Although relief came when the traditional chiefs announced on Wednesday that the Ooni was alive and well, shops and market were immediately closed once the news filtered in at the early hours of the day that the monarch had passed on.
“As soon as the news came, the markets immediately closed down, business owners also closed their shops,” Mr. Akinwole Olaniran, a businessman, told PREMIUM TIMES at his shop in Ife on Thursday.
“But when the news from the palace came that he is alive, there was relief and business started resuming.”
He said the “rumour” greatly affected businesses and lowered the flow of customers everywhere in the city as commercial motorcycles and many other people moved to the Monarch’s palace to ascertain the news.
He admitted that the period of traditional rites would result in loss of revenues and grounding commercial activities should the death be affirmed.
“We don’t mind closing businesses for a week, because we are aware of the importance of such incident. We know it will take some time to get an experienced and knowledgeable person to replace him should it turn out to be true that he is actually gone,” Mr. Olaniran added.
Traditionally, once the death of the Ooni is announced, the three major markets, namely: Oja Tutun, Oja Ife and the Goat Market, would be closed for at least seven days.
Besides the markets, shops within the vicinity of the palace and all the areas within Enuwa, which is the area bordering the palace, will be closed for business.
A trader at Enuwa who identified himself as Fayemi, said his father was a traditional chief in Ife before his death and taught him all the traditional rites involved during the period of the passing away of any Ooni.
He said although markets would be closed and businesses would suffer, the importance of the Ooni of Ife removes any pain that might be suffered during the period of the traditional rites.
“We do not mourn our traditional ruler, we celebrate his passing away. That is why we say eku ayo, when we greet those affected,” Mr. Fayemi said.
“It will not be too much of a sacrifice to make if we have to close our businesses for a week or so for the Isoros to carry out their traditional rites.”

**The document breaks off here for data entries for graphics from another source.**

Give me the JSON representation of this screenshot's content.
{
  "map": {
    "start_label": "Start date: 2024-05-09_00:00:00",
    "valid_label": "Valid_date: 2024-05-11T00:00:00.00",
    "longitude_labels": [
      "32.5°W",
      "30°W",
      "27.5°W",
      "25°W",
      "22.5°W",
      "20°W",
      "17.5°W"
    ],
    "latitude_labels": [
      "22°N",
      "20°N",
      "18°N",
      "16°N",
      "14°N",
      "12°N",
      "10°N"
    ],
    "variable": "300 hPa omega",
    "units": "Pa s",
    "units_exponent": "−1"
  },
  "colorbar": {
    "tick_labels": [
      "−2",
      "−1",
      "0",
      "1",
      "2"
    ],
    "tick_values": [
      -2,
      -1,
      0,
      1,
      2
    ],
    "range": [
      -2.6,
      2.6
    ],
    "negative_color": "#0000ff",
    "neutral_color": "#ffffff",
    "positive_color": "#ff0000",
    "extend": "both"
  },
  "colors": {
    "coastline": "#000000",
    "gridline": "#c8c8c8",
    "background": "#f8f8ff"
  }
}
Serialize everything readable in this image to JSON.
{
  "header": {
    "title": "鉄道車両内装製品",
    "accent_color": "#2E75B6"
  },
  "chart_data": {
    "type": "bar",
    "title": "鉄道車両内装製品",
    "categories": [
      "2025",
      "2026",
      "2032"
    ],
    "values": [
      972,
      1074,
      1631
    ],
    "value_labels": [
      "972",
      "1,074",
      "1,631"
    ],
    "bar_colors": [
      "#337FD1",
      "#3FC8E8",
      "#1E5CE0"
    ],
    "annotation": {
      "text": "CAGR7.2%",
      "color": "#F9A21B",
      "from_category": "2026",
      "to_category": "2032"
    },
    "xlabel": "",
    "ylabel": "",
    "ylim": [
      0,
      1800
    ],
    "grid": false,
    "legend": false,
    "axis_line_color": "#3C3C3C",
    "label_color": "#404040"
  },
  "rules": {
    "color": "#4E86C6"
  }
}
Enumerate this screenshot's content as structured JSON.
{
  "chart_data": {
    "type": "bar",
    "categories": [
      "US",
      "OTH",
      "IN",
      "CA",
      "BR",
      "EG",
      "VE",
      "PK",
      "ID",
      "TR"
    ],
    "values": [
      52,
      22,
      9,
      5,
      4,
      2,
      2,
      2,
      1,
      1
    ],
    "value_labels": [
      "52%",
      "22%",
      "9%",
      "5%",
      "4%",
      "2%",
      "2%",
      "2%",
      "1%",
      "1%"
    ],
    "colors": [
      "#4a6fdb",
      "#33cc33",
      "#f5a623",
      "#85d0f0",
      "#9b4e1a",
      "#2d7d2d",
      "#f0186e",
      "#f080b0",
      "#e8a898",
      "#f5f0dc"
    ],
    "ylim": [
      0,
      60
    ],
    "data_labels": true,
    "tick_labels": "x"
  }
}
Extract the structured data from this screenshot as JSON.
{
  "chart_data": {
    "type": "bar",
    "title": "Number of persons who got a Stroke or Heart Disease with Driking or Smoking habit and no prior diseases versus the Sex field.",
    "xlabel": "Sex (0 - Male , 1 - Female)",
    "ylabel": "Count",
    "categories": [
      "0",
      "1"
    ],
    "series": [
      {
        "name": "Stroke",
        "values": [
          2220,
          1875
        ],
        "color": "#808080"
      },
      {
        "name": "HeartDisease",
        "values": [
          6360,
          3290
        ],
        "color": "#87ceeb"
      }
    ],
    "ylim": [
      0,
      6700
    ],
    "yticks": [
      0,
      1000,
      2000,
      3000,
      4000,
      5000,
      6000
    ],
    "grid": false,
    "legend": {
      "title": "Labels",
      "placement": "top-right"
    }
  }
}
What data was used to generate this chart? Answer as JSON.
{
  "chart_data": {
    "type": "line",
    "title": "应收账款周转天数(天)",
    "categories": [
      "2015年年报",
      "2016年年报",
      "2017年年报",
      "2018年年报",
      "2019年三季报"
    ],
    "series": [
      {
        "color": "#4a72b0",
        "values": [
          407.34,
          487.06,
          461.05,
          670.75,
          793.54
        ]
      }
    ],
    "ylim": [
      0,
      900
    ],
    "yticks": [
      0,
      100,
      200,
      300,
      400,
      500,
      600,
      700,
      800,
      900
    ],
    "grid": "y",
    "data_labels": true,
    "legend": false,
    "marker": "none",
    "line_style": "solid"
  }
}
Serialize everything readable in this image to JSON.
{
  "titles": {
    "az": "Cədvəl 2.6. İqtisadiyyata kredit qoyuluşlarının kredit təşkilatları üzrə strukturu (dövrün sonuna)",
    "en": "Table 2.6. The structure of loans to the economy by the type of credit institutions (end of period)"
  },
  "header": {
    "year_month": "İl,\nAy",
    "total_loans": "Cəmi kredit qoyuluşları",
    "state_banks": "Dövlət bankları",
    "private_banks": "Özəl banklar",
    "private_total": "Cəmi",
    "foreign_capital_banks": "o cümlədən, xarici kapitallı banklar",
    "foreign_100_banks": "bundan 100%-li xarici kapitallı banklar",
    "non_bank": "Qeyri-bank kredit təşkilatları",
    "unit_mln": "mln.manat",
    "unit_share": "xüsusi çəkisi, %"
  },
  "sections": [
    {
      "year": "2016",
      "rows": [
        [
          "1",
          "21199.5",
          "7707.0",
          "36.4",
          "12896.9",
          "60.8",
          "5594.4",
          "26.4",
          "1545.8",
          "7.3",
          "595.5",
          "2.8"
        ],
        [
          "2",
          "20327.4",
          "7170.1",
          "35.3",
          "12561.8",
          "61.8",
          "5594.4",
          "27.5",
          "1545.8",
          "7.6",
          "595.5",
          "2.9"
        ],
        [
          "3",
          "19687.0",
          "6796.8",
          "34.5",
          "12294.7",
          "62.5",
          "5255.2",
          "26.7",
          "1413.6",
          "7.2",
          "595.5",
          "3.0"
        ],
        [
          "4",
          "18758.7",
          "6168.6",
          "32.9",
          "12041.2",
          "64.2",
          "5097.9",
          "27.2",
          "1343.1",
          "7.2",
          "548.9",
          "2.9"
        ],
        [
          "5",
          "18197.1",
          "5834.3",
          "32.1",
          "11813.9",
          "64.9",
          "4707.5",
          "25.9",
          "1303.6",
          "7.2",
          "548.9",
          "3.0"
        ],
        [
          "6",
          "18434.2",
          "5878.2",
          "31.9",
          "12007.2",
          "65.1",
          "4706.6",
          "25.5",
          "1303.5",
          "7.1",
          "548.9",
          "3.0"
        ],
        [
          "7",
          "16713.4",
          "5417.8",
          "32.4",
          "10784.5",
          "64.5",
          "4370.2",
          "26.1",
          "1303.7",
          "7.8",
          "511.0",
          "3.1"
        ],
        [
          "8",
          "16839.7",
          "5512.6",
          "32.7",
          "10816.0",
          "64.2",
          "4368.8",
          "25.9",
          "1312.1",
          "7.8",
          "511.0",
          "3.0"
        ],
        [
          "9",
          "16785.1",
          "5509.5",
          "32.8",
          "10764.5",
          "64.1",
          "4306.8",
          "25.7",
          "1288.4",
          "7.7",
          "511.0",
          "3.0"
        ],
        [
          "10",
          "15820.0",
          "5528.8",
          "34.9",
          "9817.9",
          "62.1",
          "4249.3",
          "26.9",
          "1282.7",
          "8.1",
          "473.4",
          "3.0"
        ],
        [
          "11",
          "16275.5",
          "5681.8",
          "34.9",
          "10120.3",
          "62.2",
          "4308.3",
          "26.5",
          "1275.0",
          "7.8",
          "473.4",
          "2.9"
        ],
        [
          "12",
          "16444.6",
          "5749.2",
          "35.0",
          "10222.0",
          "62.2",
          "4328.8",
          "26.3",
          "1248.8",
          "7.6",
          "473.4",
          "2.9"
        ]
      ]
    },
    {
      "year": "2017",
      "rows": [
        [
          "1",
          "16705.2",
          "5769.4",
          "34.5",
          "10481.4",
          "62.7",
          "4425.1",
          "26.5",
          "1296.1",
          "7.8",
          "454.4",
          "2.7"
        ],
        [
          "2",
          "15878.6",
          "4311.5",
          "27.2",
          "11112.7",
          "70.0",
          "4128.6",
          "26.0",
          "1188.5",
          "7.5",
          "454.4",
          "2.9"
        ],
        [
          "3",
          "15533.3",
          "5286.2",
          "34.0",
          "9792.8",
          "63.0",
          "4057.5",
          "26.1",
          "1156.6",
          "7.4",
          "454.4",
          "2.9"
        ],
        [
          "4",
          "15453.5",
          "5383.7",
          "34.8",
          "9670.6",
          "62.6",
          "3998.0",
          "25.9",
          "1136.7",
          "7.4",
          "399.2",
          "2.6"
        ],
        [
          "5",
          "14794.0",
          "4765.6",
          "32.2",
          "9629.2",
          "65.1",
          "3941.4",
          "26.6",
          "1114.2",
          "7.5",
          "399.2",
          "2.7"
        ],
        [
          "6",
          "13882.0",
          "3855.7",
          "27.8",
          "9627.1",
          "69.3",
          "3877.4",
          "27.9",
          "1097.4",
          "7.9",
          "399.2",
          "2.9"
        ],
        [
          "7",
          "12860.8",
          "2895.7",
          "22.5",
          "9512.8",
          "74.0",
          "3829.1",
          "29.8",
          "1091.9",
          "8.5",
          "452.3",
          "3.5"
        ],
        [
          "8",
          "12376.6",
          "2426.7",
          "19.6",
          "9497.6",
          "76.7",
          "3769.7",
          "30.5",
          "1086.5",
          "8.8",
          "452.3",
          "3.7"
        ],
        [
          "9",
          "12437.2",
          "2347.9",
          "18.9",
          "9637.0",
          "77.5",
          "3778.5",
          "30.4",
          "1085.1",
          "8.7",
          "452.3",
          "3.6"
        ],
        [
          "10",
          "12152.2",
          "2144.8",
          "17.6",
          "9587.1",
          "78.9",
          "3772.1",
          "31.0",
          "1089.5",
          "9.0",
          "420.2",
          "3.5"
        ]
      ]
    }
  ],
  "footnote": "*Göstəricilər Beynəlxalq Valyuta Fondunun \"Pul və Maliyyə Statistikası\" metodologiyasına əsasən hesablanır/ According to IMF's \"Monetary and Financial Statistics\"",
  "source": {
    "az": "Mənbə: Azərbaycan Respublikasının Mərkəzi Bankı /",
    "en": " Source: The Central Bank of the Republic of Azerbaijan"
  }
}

Mr. Fayemi also said the residents were prepared, though the news of his death remained a rumour. He explained that it was because of such effects that brought about the shortening of the period for installing another Ooni.
“In ancient times, when the Ooni of Ife passes away, other Obas in Yoruba Land vacate their traditional stools for the period a new leader was found and elected,” he said.
“That is why the period for installing a new Ooni is short compared to other traditional stools in the land.”
Solomon Adebayo sells building materials right in front of the palace. He told PREMIUM TIMES that people have been buying out food stuff from the markets since information came that the markets may be closed for about seven days.
“Within the seven days, people will not be moving around and our businesses will be affected,” he said.
Odeladi Samson also trades in paints and other building wares. He said if the monarch was confirmed to have passed away, it would be bad for business.
Samson agreed that a monarch of the Ooni’s stature should be honoured, but he was worried about the fact that as a low income earner, he would have to burn out all his little savings without making any money within the period.
“Maybe what we will do in such circumstance, if it turns out to be true is to cut down our expenses so that we can survive within the period of the closure,” he said.
At the moment, the huge crowd that gathered round the palace on Wednesday did not return on Thursday. The environment wore a somber mood as recorded on the faces of those going in and out of the Ile Oodua.
While the Chiefs’ denial of the passing away of the traditional ruler was still being maintained, the people would not want to be caught unawares and were preparing for a possible long draught.